Credo di sì, anche perché, per quella che è la mia esperienza in Italia, è difficilissimo essere entrambi. Mi spiego meglio. Alain Ducasse in Francia è un grandissimo chef, ma è allo stesso tempo un grande manager. Questo vuol dire sapere affidare la gestione di ciascuno dei suoi locali a uno chef di fiducia, aver creato una vera e propria scuola, aver formato una squadra che in tutto il mondo nei ristoranti di Ducasse lascia il segno, l’impronta, la firma di Ducasse. Questo in Italia non è avvenuto perché siamo ancora legati a un vecchio tipo di ristorazione per cui se si va in un ristorante si resta delusi se non si trova lo chef in cucina. In realtà se uno chef è anche un grande manager può lasciare in cucina il suo braccio destro e andare in giro per il mondo come fa Ducasse, come fanno Joël Robuchon, Yoshihiro Narisawa in Giappone e Gaston Acurio in Perù.

Lei ha avuto modo di osservare da vicino le modalità di gestione dell’alta ristorazione italiana e internazionale. Quali sono le differenze e le analogie? 

In Italia manca appunto la figura del cuoco-manager, del cuoco-imprenditore. Si può essere un grande talento in cucina e poi essere incapaci di seguire il settore economico-finanziario, il marketing della propria azienda. Allora, quando la situazione non è rosea, è meglio affidarsi a un manager. Molto spesso gli chef hanno dei PR, ma questi fanno un’altra cosa.

Che consigli darebbe a uno studente che frequenta il MBA Food and Wine? 

Il consiglio è che segua questa strada solo se ha una vocazione assoluta per il Food&Wine. Ancor prima del lato manageriale deve prevalere una grandissima passione per tutto ciò che si mangia e si beve di buono. La gente ha sempre più voglia di sentirsi raccontare una storia, anche il miglior cibo sarà ancora più buono se qualcuno riesce a spiegare chi c’è dietro quel cibo, perché ha un valore aggiunto, perché è un bene pagarlo di più se dietro c’è una filiera particolare. Anche il marketing in questo settore non dovrebbe essere freddo. Occuparsi di enogastronomia vuol dire infatti andare a toccare delle corde sentimentali nella vita di chiunque: il cibo coinvolge la memoria, i sentimenti, persino la religione. Siccome è una materia veramente intima, va avvicinata con una grande passione.

Recentemente Davide Oldani ha tenuto una Lecture in BBS. Ha detto che crede molto nei MBA, ma ha aggiunto che per lavorare in questo settore serve molta umiltà.
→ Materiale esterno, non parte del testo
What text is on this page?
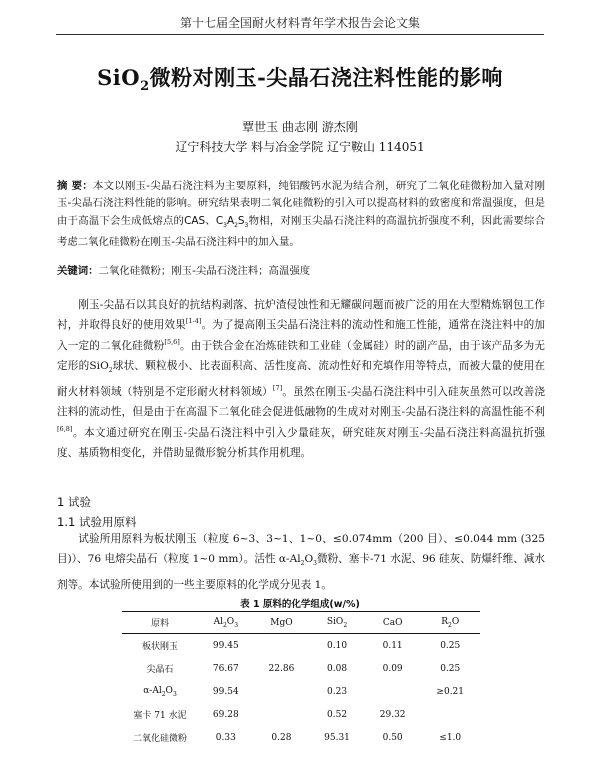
第十七届全国耐火材料青年学术报告会论文集
SiO$_2$微粉对刚玉-尖晶石浇注料性能的影响
覃世玉 曲志刚 游杰刚
辽宁科技大学 料与冶金学院 辽宁鞍山 114051
摘 要：本文以刚玉-尖晶石浇注料为主要原料，纯铝酸钙水泥为结合剂，研究了二氧化硅微粉加入量对刚玉-尖晶石浇注料性能的影响。研究结果表明二氧化硅微粉的引入可以提高材料的致密度和常温强度，但是由于高温下会生成低熔点的CAS、$C_3A_2S_3$物相，对刚玉尖晶石浇注料的高温抗折强度不利，因此需要综合考虑二氧化硅微粉在刚玉-尖晶石浇注料中的加入量。
关键词：二氧化硅微粉；刚玉-尖晶石浇注料；高温强度
刚玉-尖晶石以其良好的抗结构剥落、抗炉渣侵蚀性和无耀碳问题而被广泛的用在大型精炼钢包工作衬，并取得良好的使用效果[1-4]。为了提高刚玉尖晶石浇注料的流动性和施工性能，通常在浇注料中的加入一定的二氧化硅微粉[5,6]。由于铁合金在冶炼硅铁和工业硅（金属硅）时的副产品，由于该产品多为无定形的SiO$_2$球状、颗粒极小、比表面积高、活性度高、流动性好和充填作用等特点，而被大量的使用在耐火材料领域（特别是不定形耐火材料领域）[7]。虽然在刚玉-尖晶石浇注料中引入硅灰虽然可以改善浇注料的流动性，但是由于在高温下二氧化硅会促进低融物的生成对对刚玉-尖晶石浇注料的高温性能不利[6,8]。本文通过研究在刚玉-尖晶石浇注料中引入少量硅灰，研究硅灰对刚玉-尖晶石浇注料高温抗折强度、基质物相变化，并借助显微形貌分析其作用机理。
1 试验
1.1 试验用原料
试验所用原料为板状刚玉（粒度 6~3、3~1、1~0、≤0.074mm（200 目）、≤0.044 mm (325 目)）、76 电熔尖晶石（粒度 1~0 mm）。活性 $\alpha-Al_2O_3$微粉、塞卡-71 水泥、96 硅灰、防爆纤维、减水剂等。本试验所使用到的一些主要原料的化学成分见表 1。
表 1 原料的化学组成(w/%)
原料	$Al_2O_3$	MgO	SiO$_2$	CaO	$R_2O$
板状刚玉	99.45		0.10	0.11	0.25
尖晶石	76.67	22.86	0.08	0.09	0.25
$\alpha-Al_2O_3$	99.54		0.23		≥0.21
塞卡 71 水泥	69.28		0.52	29.32	
二氧化硅微粉	0.33	0.28	95.31	0.50	≤1.0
Per umiltà lui intende una cosa molto concreta: andare a lavorare nei locali come cameriere, andare a zappare la terra, andare a conoscere da vicino i territori.

Sono d’accordo. Quando ti appassioni a qualcosa, la devi conoscere in ogni suo dettaglio. Quindi la possiedi, nel senso che non solo sai raccontarla, ma l’hai provata sulla tua pelle. Questo è un aspetto importantissimo, così come sarebbe utile che i critici gastronomici facessero un’esperienza se non proprio in cucina, almeno in sala, così da capire la difficoltà di chi sta dall’altra parte della barricata. Questa è una materia che non si può solo studiare. Non posso immaginare un manager che si occupa di Food&Wine che non ami mangiare o bere, che non abbia piacere in quello che deve fare nella vita. Questo è uno di quegli ambiti in cui lavoro e piacere devono coincidere.